One of the clear uses of the county’s portion of the federal CARES Act, says Berry, is expanding broadband Internet. That got the ball rolling with a feasibility study, and now the next phase that’s been awarded to Denver-based Magellan Advisors, for $645,000 from CARES.

“To do some more in-depth planning and design for what that might look like; then the opportunity part of that popped up again with the RESCUE Plan dollars the county’s going to be getting,” said Berry. “Broadband expansion is another clear line item in there as an eligible expense. I think you’ve got those opportunities met with a tremendous amount of need that really brought the discussion to the forefront.”

Magellan was selected from five companies bidding for the project. Since the work is in the very early stages, it’s not known just how long it will take, or even what the finished product will be.

The firm declined to be interviewed for this story.

“With the pandemic and everybody moving to work from home, and school systems trying to educate from the house, it really kind of shined a light on our community’s deficiencies as it relates to rural broadband,” according to Scott Luth, president and CEO of the Florida West Economic Development Alliance.

“We’ve got very good {internet] providers in this community from the private sector; but our gaps just really became relavant in the rural areas and some other areas that just don’t have the connectivity that our urban core has,” Luth said.

Regardless of the quality of the local providers, Luth says Magellan’s role will be as a consultant, to study ways to deploy a broadband strategy.

“It’s my understanding that they’re going to look at a private model; a public model, and a public-private partnership model,” said Luth. “Assessing that and giving good, solid advice to the county on a path forward. The company is not a provider of those services; they’re more of a consultant that helps the county actually make the determination of how to move forward.”

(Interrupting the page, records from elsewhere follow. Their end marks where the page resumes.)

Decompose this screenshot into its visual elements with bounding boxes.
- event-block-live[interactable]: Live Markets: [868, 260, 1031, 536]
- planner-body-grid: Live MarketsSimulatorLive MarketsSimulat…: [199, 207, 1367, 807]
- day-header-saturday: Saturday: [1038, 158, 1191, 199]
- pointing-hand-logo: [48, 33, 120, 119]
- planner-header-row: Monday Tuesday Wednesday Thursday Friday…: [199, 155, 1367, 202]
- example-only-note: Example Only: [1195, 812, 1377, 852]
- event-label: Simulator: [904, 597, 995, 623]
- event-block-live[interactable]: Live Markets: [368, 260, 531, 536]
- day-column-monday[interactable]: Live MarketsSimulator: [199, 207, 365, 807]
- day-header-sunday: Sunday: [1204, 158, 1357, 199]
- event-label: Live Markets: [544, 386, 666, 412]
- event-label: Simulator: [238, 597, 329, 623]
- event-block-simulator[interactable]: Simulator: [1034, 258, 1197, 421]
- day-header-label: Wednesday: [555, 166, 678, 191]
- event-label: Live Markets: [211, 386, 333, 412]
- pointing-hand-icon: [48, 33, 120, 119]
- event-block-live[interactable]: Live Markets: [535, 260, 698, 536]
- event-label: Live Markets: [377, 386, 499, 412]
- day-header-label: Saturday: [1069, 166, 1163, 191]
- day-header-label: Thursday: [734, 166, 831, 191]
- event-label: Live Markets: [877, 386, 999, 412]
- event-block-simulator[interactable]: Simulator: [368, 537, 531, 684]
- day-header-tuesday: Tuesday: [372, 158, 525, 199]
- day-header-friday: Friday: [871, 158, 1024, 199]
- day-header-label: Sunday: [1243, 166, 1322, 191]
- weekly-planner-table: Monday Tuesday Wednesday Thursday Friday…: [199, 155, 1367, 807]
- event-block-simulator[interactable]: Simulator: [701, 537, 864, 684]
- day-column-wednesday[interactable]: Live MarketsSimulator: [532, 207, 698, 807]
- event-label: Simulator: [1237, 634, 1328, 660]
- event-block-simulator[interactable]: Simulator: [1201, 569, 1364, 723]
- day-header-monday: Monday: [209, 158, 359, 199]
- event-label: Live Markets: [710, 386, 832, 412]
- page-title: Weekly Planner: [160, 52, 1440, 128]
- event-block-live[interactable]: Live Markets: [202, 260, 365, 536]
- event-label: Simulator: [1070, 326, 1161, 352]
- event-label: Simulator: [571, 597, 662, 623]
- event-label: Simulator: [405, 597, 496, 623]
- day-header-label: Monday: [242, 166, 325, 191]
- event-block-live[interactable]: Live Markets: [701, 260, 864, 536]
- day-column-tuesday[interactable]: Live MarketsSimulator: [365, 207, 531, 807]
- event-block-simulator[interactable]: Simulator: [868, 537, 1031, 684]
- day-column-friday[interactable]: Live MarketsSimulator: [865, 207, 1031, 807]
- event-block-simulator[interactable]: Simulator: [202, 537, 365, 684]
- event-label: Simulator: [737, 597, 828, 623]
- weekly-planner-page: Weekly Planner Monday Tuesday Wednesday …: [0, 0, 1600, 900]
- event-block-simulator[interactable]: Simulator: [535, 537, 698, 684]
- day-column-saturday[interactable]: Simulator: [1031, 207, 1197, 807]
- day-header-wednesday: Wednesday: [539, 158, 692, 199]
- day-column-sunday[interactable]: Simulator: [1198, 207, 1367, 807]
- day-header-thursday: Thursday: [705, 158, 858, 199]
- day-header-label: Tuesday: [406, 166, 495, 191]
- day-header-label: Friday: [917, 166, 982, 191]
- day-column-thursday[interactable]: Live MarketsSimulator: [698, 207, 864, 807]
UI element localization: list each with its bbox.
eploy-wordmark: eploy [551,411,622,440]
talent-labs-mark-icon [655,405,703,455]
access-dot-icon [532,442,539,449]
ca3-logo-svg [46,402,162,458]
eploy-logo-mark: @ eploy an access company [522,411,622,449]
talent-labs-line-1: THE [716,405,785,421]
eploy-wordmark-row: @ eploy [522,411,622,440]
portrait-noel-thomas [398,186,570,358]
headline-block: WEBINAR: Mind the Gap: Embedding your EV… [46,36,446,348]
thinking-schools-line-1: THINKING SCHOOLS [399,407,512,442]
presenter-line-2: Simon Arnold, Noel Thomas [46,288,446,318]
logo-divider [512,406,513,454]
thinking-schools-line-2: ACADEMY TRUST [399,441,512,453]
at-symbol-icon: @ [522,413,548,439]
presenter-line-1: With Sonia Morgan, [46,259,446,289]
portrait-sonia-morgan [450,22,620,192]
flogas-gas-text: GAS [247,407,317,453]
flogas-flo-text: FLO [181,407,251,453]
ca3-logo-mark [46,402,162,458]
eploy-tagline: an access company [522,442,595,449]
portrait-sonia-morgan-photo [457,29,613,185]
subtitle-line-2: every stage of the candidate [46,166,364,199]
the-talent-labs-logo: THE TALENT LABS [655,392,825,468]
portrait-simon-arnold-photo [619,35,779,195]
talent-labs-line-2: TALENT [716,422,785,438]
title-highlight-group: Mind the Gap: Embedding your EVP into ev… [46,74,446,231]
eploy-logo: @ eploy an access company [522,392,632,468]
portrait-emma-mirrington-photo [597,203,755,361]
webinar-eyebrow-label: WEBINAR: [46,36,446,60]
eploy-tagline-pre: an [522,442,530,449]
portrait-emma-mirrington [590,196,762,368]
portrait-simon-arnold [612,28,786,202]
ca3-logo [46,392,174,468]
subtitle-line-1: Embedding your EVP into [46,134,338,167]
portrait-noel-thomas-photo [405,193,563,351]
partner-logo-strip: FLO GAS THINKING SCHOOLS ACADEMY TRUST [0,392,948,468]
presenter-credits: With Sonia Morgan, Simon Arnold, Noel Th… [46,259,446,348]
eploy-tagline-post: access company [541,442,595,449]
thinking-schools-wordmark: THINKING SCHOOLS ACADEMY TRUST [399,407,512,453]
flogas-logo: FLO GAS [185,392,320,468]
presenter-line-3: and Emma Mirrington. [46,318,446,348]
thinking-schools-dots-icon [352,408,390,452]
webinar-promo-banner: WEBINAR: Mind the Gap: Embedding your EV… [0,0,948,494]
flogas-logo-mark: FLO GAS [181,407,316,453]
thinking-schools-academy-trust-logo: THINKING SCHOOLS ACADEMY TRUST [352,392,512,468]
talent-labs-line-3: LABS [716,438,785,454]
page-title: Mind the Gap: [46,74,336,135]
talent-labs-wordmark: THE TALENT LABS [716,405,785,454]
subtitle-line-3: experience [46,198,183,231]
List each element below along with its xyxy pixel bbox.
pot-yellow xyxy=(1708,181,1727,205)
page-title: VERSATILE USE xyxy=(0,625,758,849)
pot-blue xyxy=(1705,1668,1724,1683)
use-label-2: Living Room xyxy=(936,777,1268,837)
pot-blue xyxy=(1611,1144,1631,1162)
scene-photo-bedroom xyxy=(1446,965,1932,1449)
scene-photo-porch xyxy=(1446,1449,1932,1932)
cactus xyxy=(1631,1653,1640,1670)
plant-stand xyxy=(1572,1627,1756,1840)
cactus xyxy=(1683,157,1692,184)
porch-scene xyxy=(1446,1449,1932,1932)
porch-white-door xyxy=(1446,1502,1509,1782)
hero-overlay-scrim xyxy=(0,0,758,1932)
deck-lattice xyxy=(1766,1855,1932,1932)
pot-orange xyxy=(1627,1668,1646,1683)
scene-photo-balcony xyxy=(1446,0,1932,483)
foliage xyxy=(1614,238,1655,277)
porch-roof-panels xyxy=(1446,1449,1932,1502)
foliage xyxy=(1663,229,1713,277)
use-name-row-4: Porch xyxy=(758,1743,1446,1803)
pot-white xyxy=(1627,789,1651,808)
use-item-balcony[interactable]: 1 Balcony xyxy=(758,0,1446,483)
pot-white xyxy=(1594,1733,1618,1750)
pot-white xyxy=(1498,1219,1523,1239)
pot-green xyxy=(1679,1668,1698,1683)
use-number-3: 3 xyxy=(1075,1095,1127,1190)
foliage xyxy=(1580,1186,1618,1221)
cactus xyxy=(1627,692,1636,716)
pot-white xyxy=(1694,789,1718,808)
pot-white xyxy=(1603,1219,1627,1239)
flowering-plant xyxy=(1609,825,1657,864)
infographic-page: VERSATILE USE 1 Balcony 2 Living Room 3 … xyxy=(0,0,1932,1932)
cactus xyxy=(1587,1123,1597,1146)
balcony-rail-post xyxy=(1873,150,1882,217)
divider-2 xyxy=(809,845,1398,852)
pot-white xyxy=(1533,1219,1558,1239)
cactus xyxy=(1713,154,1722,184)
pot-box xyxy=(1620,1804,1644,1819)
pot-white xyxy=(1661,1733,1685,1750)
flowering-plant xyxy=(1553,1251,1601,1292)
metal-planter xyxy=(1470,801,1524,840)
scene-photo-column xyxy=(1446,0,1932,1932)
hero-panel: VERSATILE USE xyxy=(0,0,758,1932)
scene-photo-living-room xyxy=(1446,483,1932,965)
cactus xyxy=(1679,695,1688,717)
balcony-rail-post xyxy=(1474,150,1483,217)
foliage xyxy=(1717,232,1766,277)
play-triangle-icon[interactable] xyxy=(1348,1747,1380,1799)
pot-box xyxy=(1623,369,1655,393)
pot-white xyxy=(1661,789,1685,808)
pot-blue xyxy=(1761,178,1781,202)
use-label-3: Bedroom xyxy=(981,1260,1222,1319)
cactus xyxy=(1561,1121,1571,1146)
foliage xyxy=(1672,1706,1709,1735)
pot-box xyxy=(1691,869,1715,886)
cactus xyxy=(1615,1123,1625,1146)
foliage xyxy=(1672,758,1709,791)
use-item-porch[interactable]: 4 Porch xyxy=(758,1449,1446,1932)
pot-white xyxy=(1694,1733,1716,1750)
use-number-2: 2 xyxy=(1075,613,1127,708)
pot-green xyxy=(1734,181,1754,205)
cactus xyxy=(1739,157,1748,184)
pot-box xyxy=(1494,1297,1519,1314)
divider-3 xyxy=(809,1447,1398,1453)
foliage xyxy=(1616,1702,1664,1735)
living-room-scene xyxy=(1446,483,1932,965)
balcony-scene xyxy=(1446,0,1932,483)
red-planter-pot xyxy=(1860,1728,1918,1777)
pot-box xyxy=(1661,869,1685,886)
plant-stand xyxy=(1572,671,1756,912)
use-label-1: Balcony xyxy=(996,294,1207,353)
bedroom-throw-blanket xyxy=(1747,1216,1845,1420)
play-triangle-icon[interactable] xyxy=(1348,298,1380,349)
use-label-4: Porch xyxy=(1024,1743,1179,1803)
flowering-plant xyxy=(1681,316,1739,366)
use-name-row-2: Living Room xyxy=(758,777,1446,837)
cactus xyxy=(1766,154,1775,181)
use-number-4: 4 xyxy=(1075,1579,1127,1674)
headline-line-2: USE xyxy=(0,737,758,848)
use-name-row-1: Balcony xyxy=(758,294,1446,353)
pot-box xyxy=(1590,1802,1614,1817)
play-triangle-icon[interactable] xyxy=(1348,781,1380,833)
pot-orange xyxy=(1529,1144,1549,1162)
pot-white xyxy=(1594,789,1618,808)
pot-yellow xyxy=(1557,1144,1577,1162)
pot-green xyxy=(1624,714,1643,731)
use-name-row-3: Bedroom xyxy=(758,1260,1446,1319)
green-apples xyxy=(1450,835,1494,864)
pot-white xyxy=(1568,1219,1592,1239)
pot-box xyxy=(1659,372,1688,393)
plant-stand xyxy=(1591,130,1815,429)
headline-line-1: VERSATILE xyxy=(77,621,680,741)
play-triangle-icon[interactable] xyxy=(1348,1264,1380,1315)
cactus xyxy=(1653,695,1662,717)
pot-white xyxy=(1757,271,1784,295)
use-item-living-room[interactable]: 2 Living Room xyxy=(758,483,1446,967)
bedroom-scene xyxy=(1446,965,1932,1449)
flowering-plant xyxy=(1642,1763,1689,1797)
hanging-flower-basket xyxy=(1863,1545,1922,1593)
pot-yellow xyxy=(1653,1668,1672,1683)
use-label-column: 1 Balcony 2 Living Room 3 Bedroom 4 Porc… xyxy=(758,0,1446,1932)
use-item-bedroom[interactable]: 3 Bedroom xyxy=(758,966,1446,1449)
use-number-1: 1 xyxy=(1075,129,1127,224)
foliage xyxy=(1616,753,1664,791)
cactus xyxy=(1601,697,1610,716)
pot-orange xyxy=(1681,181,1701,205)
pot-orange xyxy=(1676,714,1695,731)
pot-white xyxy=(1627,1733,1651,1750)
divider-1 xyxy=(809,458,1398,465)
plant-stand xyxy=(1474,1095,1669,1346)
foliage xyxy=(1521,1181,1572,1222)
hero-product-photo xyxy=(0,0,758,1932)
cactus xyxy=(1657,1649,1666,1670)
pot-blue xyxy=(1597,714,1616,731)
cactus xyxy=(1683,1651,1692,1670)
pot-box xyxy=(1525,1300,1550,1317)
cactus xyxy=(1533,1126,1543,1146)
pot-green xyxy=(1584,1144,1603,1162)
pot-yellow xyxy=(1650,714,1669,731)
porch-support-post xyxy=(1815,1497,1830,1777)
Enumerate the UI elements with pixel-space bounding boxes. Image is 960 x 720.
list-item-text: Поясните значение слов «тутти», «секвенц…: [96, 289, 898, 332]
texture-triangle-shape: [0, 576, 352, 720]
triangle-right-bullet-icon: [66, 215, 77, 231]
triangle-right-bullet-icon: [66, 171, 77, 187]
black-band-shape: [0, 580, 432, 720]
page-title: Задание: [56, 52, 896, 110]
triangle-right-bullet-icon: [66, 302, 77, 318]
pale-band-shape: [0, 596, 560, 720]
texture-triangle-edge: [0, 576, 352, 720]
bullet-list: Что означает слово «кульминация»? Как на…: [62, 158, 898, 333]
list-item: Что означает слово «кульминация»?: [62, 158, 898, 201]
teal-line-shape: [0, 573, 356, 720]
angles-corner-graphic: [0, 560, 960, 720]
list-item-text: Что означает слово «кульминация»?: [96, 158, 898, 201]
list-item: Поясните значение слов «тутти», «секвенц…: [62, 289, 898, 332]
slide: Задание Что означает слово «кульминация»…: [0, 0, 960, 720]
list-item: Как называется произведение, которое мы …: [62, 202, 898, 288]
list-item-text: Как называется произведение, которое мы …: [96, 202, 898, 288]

As mentioned, broadband connectivity — just as with location, utilities, and roads — has become one of the “must-haves” that companies look for when considering start-up, relocation, or expansion of their firm. Luth says that also applies to industry recruiting.

“Communities are expected to have that reliability, accessibility and affordability, but we’re competing really just across the communities and against our counterparts in other states that have that,” said Florida West’s Luth. “Having that countywide — and not just in certain areas — is extremely important.”

One factor mentioned by Commissioner Steven Berry, which he believes only involves his District 5, was an auction by the Federal Communications Commission last year for the Rural Opportunity Digital Fund grant program.

“Where the FCC identified through Census tracks, several thousand Census tracks in northern Escambia County that had no access.” Berry said. “And the FCC auctioned off and made awards to vendors and contractors to provide service to those areas.”

And that was the lone drawback, says Berry — uncovering the vast amount of unserved zones.

“But when I put the underserved areas where the FCC or somebody, a vendor’s grid, might show that they have access to it. In reality they don’t have access to it. So that would be even a much larger number that’s what you would consider underserved.”

Magellan has done similar work for 25 governmental clients in Florida, including Fort Lauderdale, Palm Beach, and Seminole County.

According to northescambia.com, it will take about five months to deliver a final design and road map for Escambia County, including a business plan, engineering design and deployment guidelines.